Huntington Beach agrees to settle state housing lawsuit

SACRAMENTO, Calif. (AP) — Huntington Beach has agreed to settle a state lawsuit that tried to force it to end years of opposition to meeting low-income housing goals.

The tentative settlement revolves around a proposed amendment that would exempt housing projects from limits if they reserve at least 20% of the units for low-income families, the Orange County Register reported Monday. The amendment also makes it easier for developers to build housing projects for multiple families.

The state’s housing agency said last Friday that the proposed amendment to the coastal city’s housing plans would meet requirements of a law that took effect last year that was designed to strengthen housing goals.

The city’s planning commission was expected to consider the change on Tuesday and the City Council will review it in February, City Manager Oliver Chi said in a statement last Friday.

The California Department of Housing and Community Development sets the number of new housing units that a region is projected to need to provide homes for all income levels. But wealthy Huntington Beach, which dubs itself “Surf City USA,” has been considered out of compliance since 2015, when it slashed the number of affordable housing units from a development plan for its northeastern area, reducing them from more than 400 to just 70.

That change followed protests over apartment construction along two main thoroughfares, the Register said.

The city had argued it was following the law, citing an appeals court ruling in 2017 in a related lawsuit.
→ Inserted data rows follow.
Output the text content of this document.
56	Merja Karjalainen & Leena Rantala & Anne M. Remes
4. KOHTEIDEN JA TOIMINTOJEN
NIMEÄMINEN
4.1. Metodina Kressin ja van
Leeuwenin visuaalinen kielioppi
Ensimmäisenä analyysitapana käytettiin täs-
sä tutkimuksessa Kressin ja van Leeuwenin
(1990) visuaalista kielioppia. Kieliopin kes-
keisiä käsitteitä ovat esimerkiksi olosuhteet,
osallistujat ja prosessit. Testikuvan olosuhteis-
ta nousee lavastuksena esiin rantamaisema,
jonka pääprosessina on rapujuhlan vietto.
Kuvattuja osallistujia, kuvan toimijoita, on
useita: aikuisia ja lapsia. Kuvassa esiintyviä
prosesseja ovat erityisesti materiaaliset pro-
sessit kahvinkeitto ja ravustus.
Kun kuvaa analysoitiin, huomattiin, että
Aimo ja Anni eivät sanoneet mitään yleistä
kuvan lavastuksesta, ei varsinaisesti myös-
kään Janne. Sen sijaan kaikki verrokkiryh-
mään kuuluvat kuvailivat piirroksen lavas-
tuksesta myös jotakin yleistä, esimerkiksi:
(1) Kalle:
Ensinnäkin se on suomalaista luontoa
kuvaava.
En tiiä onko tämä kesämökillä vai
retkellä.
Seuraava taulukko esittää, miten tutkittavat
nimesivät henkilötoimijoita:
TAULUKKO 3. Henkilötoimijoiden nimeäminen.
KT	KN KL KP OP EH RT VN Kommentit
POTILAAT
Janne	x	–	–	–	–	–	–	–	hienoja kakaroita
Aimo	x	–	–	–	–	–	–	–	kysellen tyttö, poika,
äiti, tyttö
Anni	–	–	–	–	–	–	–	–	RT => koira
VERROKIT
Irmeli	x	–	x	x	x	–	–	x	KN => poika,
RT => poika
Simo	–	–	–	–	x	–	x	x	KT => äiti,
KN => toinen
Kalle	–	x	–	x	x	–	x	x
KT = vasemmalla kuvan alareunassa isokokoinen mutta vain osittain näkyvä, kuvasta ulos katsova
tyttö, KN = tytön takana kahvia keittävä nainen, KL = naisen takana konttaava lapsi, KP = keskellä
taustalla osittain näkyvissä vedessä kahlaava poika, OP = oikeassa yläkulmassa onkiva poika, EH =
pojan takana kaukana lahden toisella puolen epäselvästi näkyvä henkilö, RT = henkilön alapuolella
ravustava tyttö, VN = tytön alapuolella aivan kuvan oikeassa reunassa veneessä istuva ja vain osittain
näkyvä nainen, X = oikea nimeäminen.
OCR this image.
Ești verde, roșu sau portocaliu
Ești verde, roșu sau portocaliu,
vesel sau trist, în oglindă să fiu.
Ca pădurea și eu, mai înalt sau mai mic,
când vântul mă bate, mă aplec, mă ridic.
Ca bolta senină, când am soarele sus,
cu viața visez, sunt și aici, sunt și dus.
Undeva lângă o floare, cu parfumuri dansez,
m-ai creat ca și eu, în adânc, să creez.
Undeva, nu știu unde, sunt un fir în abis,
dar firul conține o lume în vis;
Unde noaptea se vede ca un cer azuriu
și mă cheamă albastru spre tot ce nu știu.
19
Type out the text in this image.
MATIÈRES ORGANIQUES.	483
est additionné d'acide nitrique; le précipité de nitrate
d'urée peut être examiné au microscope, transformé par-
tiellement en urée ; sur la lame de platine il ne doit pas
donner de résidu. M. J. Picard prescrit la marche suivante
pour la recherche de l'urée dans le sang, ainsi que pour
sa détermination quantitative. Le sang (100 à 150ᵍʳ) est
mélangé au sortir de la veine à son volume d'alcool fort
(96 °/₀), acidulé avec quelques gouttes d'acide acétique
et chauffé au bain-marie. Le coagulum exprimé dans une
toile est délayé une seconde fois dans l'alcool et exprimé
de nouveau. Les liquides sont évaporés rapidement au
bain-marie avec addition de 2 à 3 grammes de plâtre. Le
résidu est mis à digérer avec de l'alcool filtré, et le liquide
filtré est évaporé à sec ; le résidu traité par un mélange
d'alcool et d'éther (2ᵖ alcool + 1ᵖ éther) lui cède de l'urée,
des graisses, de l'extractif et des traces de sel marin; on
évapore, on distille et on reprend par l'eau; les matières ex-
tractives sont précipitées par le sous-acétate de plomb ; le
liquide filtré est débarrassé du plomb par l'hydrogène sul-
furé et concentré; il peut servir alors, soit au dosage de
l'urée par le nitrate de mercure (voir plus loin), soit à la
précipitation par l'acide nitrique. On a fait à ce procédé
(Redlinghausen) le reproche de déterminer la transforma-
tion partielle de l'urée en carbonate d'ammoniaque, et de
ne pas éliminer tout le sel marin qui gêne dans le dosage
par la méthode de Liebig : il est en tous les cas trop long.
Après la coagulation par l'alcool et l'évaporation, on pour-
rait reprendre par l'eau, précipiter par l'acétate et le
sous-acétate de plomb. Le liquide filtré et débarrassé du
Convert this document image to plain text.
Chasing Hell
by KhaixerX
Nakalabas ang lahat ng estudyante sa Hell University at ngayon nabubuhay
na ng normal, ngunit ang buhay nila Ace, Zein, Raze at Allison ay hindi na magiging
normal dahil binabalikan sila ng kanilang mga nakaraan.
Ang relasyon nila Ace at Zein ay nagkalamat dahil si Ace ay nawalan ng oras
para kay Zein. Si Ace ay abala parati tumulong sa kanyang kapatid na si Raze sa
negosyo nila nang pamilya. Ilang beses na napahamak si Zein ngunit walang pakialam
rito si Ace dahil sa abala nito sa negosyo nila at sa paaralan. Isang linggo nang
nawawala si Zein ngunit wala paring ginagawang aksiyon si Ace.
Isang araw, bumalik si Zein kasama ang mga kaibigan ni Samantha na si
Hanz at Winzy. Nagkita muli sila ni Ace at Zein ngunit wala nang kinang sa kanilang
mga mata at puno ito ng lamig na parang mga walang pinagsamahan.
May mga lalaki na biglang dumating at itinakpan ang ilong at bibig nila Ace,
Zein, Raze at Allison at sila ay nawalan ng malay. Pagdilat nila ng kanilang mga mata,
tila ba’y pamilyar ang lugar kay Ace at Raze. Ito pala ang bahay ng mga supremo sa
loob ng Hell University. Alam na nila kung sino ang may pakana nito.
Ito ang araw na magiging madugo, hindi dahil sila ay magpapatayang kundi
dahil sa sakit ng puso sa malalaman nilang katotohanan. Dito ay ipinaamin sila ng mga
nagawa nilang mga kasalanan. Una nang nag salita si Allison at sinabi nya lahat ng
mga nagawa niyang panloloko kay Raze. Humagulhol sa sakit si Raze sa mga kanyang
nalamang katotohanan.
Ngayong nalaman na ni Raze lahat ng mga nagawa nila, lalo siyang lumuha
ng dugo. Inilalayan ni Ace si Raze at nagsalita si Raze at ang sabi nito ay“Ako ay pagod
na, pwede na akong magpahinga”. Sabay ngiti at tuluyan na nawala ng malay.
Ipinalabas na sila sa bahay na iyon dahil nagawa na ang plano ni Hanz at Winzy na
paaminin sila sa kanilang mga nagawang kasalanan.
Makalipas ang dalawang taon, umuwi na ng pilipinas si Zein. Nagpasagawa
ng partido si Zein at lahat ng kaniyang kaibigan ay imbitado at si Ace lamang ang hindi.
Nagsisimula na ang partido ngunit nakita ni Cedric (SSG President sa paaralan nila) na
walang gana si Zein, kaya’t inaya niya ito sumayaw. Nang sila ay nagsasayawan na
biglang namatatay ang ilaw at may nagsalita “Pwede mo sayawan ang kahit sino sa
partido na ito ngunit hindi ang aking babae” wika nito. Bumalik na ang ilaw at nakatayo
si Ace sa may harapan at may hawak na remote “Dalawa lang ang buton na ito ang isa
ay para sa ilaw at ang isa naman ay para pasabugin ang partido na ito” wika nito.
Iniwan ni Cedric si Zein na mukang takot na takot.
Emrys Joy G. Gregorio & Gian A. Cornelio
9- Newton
That ruling said that cities like Huntington Beach that have their own charters can approve plans that don’t meet the state’s housing requirements and can eliminate sites zoned for affordable housing.

Former Gov. Jerry Brown signed a law in 2018 closing what housing advocates described as a legal loophole for charter cities.

In the face of California’s severe housing shortage and homelessness problem, Gov. Gavin Newsom’s administration then filed its first lawsuit under the law in January 2019 against Huntington Beach, one of 51 cities and counties that were considered out of compliance with housing requirements.